5 tips for donor acknowledgments

Saying "thank you" is a habit that has been ingrained in all of us since we were children - probably as soon as we started talking. So why do some nonprofits still struggle with telling their donors "thank you?"

Maybe it's lack of a plan or person dedicated to doing acknowledgments, or falling into the trap of sending the same letter to every donor, or waiting too long to actually mail the letter. If your acknowledgment program is struggling to stay afloat or could use some help, here are five tips to improve your thank-yous:

1. Acknowledge donors
By far, the number one, most important, necessary part of your acknowledgment program is acknowledging your donors. Did I mention how crucial this is? The current national retention rate is barely 50%, and donors are giving to fewer nonprofits. You cannot afford to slack on your retention strategies, including thanking every donor. If you don't bother to acknowledge a donor's gift, why would they continue to give? You may be thinking, "This isn't a tip - it's a no-brainer.", but you'd be amazed at how many donors report in surveys that they were never thanked for a gift and therefore, stopped giving (not surprising).

2. Create a plan of attack
Just because a donor never received a thank-you, doesn't mean that the organization lacks an acknowledgment program. Sometimes, it's the execution that's lacking. Creating a "plan of attack" for sending thank-yous can keep gifts from falling through the cracks and going unacknowledged.

Decide who will be responsible for sending thank-yous, how often they will be sent, which donors will receive what letter and how all of this will be tracked. Taking the time to nail down a plan will ease the panicky feeling that can come from not knowing when the last time thank-yous were sent and not knowing whom to ask. Make a plan and stick to it.
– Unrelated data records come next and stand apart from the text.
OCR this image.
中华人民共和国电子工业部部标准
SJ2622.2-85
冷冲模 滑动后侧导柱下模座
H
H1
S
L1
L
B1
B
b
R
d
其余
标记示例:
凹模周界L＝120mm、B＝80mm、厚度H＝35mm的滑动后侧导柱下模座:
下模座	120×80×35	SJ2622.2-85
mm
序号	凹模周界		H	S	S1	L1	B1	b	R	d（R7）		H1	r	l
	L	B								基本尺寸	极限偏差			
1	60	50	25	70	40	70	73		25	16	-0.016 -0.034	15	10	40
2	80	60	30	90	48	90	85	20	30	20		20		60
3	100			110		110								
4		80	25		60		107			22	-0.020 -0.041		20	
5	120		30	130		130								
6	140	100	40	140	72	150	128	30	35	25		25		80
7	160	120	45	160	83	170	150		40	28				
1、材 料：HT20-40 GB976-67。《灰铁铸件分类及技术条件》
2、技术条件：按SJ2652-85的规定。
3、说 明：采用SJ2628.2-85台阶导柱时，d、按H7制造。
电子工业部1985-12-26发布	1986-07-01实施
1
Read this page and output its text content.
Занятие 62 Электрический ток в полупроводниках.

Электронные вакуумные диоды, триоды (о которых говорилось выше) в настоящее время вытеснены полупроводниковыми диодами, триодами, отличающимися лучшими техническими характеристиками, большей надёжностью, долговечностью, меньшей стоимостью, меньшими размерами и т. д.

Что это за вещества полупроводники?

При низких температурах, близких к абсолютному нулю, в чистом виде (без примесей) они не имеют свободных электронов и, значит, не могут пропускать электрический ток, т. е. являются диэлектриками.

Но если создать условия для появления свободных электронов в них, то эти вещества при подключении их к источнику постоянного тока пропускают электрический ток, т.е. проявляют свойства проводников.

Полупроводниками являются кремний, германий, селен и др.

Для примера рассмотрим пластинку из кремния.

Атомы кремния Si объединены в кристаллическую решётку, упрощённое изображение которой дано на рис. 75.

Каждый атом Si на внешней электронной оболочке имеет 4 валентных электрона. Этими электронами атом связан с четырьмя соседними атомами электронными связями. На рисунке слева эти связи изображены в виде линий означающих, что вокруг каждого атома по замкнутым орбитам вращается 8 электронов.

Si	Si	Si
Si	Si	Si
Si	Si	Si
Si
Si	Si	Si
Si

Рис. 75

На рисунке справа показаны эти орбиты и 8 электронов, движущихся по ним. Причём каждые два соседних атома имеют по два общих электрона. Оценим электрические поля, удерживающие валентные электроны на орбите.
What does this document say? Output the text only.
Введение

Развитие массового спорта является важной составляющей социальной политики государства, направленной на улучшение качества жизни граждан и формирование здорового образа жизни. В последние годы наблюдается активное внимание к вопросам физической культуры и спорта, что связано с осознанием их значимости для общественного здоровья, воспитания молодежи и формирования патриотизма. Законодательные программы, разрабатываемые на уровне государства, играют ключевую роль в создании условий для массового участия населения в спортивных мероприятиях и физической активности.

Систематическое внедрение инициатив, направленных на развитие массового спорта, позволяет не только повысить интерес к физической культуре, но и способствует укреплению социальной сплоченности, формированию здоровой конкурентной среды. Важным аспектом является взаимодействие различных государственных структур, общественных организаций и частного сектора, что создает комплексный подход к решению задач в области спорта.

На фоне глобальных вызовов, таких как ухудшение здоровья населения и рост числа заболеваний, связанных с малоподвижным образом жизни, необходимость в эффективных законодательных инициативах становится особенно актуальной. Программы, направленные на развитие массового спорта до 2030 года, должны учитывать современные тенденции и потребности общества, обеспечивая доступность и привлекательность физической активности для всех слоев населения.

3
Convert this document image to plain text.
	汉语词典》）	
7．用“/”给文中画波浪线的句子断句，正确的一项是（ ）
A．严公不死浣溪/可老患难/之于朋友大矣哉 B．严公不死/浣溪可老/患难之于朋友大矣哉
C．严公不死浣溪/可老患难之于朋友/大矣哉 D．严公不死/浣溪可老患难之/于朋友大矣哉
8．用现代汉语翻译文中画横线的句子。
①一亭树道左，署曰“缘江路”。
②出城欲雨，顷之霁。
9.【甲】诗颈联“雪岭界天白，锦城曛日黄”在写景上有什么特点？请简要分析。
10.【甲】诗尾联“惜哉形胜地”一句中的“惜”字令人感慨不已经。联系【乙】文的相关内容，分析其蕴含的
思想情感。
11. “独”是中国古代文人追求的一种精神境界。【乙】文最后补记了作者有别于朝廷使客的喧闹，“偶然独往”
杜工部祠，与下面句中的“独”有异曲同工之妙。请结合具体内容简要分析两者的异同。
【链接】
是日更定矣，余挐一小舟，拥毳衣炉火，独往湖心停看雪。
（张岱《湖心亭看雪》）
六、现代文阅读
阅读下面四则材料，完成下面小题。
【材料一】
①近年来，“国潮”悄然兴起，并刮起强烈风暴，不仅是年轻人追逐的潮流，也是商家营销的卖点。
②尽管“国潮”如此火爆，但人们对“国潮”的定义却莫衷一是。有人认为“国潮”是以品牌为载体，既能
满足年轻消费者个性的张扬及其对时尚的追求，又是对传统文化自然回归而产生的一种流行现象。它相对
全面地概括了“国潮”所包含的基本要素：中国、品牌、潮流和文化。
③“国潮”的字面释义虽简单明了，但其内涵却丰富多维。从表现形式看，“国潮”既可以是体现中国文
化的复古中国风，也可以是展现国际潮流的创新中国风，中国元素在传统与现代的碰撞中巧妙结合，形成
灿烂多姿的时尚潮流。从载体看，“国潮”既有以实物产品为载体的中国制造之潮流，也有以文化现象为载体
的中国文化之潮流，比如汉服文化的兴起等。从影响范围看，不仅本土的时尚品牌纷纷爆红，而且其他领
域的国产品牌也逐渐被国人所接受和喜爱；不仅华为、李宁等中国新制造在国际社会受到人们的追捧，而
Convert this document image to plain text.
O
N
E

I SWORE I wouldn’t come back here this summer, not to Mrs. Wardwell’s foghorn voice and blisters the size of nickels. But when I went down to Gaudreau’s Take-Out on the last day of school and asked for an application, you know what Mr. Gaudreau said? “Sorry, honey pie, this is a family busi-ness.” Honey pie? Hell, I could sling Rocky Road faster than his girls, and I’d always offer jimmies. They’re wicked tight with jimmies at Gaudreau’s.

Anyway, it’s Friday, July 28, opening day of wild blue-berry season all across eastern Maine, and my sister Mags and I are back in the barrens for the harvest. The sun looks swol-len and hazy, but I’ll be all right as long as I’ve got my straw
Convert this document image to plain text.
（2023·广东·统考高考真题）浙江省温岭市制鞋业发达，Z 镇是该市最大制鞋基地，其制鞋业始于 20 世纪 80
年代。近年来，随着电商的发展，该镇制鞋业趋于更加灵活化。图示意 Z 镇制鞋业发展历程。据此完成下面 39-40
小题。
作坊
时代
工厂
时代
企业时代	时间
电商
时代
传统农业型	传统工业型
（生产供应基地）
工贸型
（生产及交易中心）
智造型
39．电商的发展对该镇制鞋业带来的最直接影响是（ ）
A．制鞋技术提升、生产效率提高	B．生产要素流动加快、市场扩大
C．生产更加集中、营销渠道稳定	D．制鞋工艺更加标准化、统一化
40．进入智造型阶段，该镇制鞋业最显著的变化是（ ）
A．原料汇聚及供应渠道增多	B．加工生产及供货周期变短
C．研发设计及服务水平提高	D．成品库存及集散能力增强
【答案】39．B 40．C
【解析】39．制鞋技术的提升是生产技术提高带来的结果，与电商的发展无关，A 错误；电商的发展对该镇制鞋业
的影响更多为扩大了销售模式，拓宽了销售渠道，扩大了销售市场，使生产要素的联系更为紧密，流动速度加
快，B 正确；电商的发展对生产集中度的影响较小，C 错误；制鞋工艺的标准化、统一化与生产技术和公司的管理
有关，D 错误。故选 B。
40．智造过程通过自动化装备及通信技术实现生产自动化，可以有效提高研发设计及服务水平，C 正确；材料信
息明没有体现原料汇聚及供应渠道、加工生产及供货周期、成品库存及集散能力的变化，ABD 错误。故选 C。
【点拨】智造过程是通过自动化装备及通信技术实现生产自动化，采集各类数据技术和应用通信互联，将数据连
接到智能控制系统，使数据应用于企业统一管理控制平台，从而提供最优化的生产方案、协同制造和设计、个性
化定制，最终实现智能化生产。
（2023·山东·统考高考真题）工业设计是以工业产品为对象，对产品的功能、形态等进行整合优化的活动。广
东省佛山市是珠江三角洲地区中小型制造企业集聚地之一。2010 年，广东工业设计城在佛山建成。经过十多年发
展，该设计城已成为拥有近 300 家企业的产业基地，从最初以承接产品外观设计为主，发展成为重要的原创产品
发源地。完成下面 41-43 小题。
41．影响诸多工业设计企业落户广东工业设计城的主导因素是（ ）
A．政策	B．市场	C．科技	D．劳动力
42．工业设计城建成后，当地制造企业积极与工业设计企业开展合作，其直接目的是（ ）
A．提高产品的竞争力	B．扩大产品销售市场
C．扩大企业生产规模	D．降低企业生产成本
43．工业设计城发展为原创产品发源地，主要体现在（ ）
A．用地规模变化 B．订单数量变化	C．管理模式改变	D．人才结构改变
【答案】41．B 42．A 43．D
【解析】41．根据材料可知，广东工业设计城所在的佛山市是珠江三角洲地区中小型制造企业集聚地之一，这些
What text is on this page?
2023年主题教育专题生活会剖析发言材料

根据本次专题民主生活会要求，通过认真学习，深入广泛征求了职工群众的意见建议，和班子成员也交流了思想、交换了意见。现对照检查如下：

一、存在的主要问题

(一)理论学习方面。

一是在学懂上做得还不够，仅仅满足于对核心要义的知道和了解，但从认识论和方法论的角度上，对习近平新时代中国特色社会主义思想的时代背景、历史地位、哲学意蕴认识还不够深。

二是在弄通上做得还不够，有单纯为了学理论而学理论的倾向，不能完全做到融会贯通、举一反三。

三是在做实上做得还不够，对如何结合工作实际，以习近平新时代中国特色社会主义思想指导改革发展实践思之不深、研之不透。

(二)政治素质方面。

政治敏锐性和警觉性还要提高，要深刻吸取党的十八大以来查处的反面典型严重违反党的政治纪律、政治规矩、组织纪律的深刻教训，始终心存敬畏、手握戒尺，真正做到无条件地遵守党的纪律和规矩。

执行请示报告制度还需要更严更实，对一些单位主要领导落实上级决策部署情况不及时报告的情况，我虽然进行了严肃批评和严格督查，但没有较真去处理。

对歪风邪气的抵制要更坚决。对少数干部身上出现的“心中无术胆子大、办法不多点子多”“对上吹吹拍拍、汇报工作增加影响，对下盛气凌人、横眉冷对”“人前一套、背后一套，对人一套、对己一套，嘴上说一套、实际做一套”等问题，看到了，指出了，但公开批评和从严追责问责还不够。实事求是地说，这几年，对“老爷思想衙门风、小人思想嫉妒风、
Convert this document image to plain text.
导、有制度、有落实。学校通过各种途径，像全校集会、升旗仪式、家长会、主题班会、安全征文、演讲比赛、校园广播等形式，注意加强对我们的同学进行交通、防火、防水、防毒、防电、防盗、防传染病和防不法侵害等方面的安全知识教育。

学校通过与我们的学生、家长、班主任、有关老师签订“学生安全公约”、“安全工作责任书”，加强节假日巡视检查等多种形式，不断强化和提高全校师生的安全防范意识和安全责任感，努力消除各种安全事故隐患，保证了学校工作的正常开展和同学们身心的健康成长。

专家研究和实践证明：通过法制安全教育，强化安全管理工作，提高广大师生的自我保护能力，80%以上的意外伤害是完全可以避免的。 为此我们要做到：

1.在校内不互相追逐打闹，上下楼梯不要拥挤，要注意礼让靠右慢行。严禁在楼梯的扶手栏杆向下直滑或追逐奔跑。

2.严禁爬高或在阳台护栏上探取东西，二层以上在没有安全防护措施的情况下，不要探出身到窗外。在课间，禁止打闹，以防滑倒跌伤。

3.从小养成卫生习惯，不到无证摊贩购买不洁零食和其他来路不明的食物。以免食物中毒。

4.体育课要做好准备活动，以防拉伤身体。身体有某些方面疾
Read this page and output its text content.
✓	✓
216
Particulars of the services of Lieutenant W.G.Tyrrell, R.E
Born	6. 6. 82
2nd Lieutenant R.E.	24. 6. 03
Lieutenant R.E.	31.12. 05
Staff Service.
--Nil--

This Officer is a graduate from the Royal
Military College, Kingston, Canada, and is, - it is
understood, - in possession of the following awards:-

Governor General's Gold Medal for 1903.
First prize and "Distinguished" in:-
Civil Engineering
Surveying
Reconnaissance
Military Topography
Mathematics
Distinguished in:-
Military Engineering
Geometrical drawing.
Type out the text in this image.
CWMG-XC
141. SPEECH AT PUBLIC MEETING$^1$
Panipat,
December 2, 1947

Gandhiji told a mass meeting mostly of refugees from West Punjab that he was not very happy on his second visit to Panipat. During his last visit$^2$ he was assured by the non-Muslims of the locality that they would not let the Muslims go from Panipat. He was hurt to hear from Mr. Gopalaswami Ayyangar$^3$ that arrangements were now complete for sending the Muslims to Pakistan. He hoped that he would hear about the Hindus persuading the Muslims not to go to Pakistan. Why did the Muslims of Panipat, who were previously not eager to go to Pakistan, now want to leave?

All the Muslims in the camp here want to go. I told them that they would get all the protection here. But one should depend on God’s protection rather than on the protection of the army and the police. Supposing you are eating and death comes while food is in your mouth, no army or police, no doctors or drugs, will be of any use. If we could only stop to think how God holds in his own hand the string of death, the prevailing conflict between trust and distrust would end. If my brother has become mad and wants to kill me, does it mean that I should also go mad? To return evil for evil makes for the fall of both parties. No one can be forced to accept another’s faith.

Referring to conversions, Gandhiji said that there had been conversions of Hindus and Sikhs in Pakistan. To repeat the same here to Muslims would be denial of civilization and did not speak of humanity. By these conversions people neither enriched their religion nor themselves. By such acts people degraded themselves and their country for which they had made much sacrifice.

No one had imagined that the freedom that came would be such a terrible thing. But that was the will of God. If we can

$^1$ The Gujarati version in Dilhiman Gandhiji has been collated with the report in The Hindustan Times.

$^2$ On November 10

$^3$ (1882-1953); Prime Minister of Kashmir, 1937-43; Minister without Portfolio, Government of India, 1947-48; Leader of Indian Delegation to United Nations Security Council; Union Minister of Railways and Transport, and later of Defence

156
3. Have a sense of urgency
The sooner an acknowledgment goes out, the better. Waiting too long to send a thank-you can make the donor feel unappreciated or forgotten. And, if you wait way too long, they may even forget giving you a gift. Within two weeks of the donation is an ideal turnaround time - within a few days is even better.

Quick turnaround time also eases the burden during peak donation times and for organizations with a high volume of gifts year-round. Set aside time every other week, once a week or several times a week and get acknowledgments done and in the mail. Staying on top of acknowledgments will keep you from becoming buried underneath an endless list of thank-you to-dos.

4. Show genuine appreciation
A great way to speed up your turnaround time is to send the exact same letter to everyone. But, do you think you donors are going to feel genuinely appreciated when they receive the same exact letter every time they make a gift? Having one generic thank-you template that you send to everyone with zero personalization may be easier on your schedule, but it does nothing for your retention or donor relationships.

Start by doing away with any type of universal salutation ("Dear Supporter") and address your supporter by name. Weave-in personalization throughout the letter. Are they a long-time donor? Recognize it. Did they give to a special fund or appeal? Mention it. Take the opportunity to tell your donor how their gift will be used. These little things add sincerity to your thank-you letter and make the donor feel special.

5. Add an ask
Yes, you read that right. Go ahead - slip a reply envelope and remit in with your thank-you. What most people consider a 'don't' is actually a 'do', and best of all, it works. Why does it work? First, it's a soft ask. In the body of the letter, you're not explicitly asking for another gift, but you are providing a way for them to make a gift if they feel compelled. And, they're going to feel compelled. Why? Because you followed the first four tips! Your donor received a personalized, genuine thank-you right after making a gift, so they're feeling special and valuable. Now, they're going to give you another gift because you showed and told them how important they are to your organization and the community.

Just remember, your acknowledgments shouldn't be seen as a burden or a task to check-off your list. Use your thank-you letters as an opportunity to show your genuine, heartfelt appreciation as well as keep your donors connected with your organization and build a long-lasting relationship.